The judge was not convinced that an underlying taxation issue rendered the dispute as not capable of settlement by arbitration. The claim was essentially a contractual claim relating to the provisions of the indemnity.
Through or under: Subsequently, the owner argued that the guarantor was not party to the arbitration agreement. The arbitration agreement was in the charter contract between the charterer and the owner. There was no arbitration agreement in the guarantee by which the guarantor become liable, nor was there any other agreement with the owner containing an arbitration clause (except in so far as the charter contract was contained in a schedule to another contract).
The guarantor asserted its claim to seek a stay based on section 7 (4) of the International Arbitration Act which provides that a reference to a party in the provisions relating to a stay "includes a reference to person claiming through or under a party".
In this case, the owner made identical claims against the charterer and the guarantor who was the ultimate owner of the charterer. In those circumstances, His Honour held that the guarantor was a party claiming through a party for the purposes of section 7 (2).
Waiver: The owner further argued that the guarantor had, through its conduct to date in the proceedings, waived its right to arbitrate and thereby rendered the arbitration agreement inoperable. The proceedings initiated by the guarantor were for, inter alia, injunctive relief and declarations. However, the parties had proceeded to orders for pleadings and for counterclaims.
The court confirmed that it was possible to waive a right to arbitrate and thereby render the agreement inoperable. However, without deciding whether there had in fact been a waiver, the court considered it would be unjust to accept this argument where the only conduct relied upon for the waiver was the conduct of the guarantor. The charterer was newly joined to the proceedings and was entitled to rely upon the arbitration agreement. In the circumstances it would be unjust to prevent the party claiming through the charterer to avail itself of the arbitration agreement.
Proviso in the arbitration agreement: So far, the requirements for the grant of a stay were established. However, the arbitration agreement provided that the agreement did not prevent "urgent interlocutory or declaratory relief". The court held that, to come within that exception, both the interlocutory and declaratory relief, had to be urgent.
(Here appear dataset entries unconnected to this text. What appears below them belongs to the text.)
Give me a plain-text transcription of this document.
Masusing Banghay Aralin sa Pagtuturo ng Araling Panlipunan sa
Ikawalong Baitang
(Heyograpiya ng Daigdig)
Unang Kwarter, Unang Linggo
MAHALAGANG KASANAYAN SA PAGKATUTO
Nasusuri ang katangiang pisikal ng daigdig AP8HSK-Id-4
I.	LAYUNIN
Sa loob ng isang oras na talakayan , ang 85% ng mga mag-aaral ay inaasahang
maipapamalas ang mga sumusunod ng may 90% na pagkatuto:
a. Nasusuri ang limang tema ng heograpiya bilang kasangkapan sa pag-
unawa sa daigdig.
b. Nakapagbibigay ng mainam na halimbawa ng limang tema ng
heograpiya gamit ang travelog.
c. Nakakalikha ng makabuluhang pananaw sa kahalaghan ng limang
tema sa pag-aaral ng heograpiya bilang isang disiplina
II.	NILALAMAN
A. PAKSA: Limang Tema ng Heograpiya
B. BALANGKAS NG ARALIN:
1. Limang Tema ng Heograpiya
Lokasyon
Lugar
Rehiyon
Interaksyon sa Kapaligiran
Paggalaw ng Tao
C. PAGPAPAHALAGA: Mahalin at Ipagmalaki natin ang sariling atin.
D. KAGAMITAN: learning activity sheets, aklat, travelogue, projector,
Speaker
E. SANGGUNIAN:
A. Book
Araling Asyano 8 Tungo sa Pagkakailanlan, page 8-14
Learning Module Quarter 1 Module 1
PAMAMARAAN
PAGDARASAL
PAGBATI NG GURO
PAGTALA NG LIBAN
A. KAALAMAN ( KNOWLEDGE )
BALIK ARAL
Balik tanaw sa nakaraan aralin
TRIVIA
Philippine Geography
The proceedings initiated by the guarantor were for, inter alia, urgent injunctive relief and declarations The counterclaims were responsive to those claims and consequently had the same character as the claim - that is, they were urgent. On this basis, the stay was declined.

Conclusion

The court indicated that if it were not for the limitation in the arbitration agreement, a stay would have been granted. The case is interesting both for its robust attitude to what is arbitrable and what is a claim "through or under" another party.